We must also say clearly that Dolores Huerta’s legacy stands on its own. Dolores Huerta is one of the great civil rights leaders in our nation’s history. Her work helped build the farmworker movement, mobilize communities, lead boycotts, expand the cause of labor justice, and advance the rights of women and working families across generations. What she gave to this country cannot and should not be diminished. Her voice, her sacrifice, and her leadership have always mattered, and they matter even more now. In this moment, we should uplift Dolores Huerta not only for what she built, but for the courage and moral seriousness she continues to show.
And yes, this moment demands a swift and deserved public reckoning. Murals, schools, streets, scholarships, buildings, and holidays that bear César Chávez’s name should be renamed or reassigned. That is not an attempt to erase history. It is a refusal to celebrate harm.

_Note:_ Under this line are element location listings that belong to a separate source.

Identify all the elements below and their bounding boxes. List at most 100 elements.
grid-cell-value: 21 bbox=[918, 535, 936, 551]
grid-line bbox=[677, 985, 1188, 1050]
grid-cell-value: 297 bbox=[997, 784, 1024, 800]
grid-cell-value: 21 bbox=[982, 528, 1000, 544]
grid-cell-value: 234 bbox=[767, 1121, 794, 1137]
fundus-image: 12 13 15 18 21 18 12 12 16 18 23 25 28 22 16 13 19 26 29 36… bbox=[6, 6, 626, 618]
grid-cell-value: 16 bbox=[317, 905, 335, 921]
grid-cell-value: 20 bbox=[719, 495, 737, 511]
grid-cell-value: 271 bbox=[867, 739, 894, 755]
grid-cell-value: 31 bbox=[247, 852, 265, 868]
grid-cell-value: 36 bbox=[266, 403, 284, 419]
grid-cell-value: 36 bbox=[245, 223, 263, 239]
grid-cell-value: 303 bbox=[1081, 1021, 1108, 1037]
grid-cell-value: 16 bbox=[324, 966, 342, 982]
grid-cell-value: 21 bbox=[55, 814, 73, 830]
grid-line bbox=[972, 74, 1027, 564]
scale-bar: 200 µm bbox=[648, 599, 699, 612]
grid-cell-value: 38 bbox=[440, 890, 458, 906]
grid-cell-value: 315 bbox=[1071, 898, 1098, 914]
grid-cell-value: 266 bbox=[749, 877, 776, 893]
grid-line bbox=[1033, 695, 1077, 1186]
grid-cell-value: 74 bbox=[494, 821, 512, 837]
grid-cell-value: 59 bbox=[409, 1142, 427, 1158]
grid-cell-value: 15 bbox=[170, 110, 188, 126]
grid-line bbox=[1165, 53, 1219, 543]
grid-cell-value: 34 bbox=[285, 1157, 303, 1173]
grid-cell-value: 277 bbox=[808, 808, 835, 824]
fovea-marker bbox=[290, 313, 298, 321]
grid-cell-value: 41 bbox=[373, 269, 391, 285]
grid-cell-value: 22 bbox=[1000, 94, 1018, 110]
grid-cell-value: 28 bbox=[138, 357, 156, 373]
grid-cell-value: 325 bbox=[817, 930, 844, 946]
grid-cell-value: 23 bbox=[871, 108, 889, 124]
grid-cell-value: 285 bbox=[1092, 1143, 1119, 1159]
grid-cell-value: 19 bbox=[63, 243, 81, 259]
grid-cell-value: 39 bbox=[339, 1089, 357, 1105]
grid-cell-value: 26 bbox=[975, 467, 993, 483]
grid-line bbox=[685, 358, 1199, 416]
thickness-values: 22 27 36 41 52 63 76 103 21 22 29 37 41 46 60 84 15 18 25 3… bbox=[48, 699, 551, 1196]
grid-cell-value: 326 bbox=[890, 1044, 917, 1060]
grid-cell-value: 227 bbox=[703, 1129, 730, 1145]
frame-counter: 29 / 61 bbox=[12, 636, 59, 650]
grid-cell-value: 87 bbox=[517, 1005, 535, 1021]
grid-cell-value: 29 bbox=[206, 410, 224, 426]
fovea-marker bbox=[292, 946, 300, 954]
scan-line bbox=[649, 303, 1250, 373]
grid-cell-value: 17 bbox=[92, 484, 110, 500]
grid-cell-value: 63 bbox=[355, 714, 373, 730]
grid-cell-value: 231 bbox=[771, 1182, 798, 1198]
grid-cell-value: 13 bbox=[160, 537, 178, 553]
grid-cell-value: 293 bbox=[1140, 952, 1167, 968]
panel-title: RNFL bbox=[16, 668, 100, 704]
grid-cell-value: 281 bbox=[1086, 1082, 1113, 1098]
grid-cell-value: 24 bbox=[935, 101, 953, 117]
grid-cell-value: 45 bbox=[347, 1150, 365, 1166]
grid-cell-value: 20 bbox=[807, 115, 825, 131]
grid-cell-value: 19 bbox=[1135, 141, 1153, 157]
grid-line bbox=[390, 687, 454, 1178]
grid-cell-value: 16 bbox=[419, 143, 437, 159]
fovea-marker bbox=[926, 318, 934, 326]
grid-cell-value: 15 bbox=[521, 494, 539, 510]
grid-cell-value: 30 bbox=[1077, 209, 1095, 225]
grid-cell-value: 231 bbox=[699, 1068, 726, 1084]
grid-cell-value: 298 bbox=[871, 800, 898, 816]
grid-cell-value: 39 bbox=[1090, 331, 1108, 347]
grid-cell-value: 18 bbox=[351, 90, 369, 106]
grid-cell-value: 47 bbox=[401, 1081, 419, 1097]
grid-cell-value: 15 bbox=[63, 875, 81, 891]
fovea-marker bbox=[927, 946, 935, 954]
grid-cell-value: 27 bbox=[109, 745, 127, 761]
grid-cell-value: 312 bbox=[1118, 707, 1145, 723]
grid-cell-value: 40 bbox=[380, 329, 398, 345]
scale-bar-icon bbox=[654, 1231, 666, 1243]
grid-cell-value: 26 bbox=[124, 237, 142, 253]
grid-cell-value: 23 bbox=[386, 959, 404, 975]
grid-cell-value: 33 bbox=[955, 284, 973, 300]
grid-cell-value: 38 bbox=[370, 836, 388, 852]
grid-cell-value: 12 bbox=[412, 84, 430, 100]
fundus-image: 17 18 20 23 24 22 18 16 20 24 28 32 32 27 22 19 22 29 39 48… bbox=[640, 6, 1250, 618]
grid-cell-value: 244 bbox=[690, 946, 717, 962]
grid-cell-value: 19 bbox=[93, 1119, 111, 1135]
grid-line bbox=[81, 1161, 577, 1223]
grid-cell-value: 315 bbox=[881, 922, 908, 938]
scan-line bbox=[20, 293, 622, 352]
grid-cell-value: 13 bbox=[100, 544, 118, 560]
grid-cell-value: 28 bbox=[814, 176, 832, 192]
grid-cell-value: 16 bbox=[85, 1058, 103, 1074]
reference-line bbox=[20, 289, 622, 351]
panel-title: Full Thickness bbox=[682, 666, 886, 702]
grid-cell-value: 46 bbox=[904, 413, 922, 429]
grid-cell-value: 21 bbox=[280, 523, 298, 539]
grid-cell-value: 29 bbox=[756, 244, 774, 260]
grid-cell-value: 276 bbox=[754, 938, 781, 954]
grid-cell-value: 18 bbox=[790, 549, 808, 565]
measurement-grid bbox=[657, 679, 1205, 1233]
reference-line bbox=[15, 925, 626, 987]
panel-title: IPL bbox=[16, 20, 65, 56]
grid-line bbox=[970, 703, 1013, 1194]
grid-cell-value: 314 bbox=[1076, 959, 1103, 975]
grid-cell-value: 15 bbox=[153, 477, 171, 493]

History should be taught fully and truthfully, but public honor must be reserved for those whose lives reflect the values we claim to uphold. A community that believes in accountability cannot continue to enshrine a name without confronting what that name now represents.
But even in this reckoning, we must not allow the legacy of one man to overshadow the sacrifice of millions of farmworkers. The people who rise before dawn, who bend their backs in the fields, who endure heat, uncertainty, and hardship to feed our families and millions of Americans every single day, they remain worthy of our deepest respect. Their labor is honorable. Their struggle for dignity is real. Their movement was larger than any one figure, and its meaning cannot be reduced to the failures and betrayals of one person.
The truth is that the histories of longstanding civil rights organizations are often complicated. As leaders in this community, we are always looking toward the future. Even now, we are thinking about LULAC’s upcoming centennial and what the next hundred years must look like. But we also know that leadership requires us to carry history honestly, not just its triumphs, but also its failures, its blind spots, and its harms. We do not strengthen our institutions by hiding from hard truths. We strengthen them by confronting them, learning from them, and building something more worthy of the people we serve.
And part of that honesty requires us to look inward as a community. The Latino community is full of resilience, generosity, faith, and pride. But we are not free of flaws. We know that colorism exists in our communities. We know prejudice can take root through class, economic status, skin tone, language, accent, education, and immigration story. And we know that those prejudices can also shape how we relate to other communities of color. These may be minority views, but they are real, and they must be addressed more directly and more courageously now than ever before.
Above all, we stand with our sisters, our mothers, our daughters, and all women in this moment. We stand with every person who was ever told to stay quiet for the sake of a movement, an institution, a family, or a man’s legacy. And to the victims and survivors in this case, we want to say this directly: we see you, we believe you, and you are not alone. Your pain matters more than any symbol, any slogan, or any monument. Your truth matters. Your dignity matters. And as a community, we owe you not silence, not defensiveness, and not delay, but compassion, accountability, and care. May you find strength in being heard, peace in being believed, and comfort in knowing that there are people who will stand beside you now and in the days ahead. In Community and Solidarity.
Roman Palomares serves as the National President and Chairman of the Board, for the League of United Latin American Citizens (LULAC).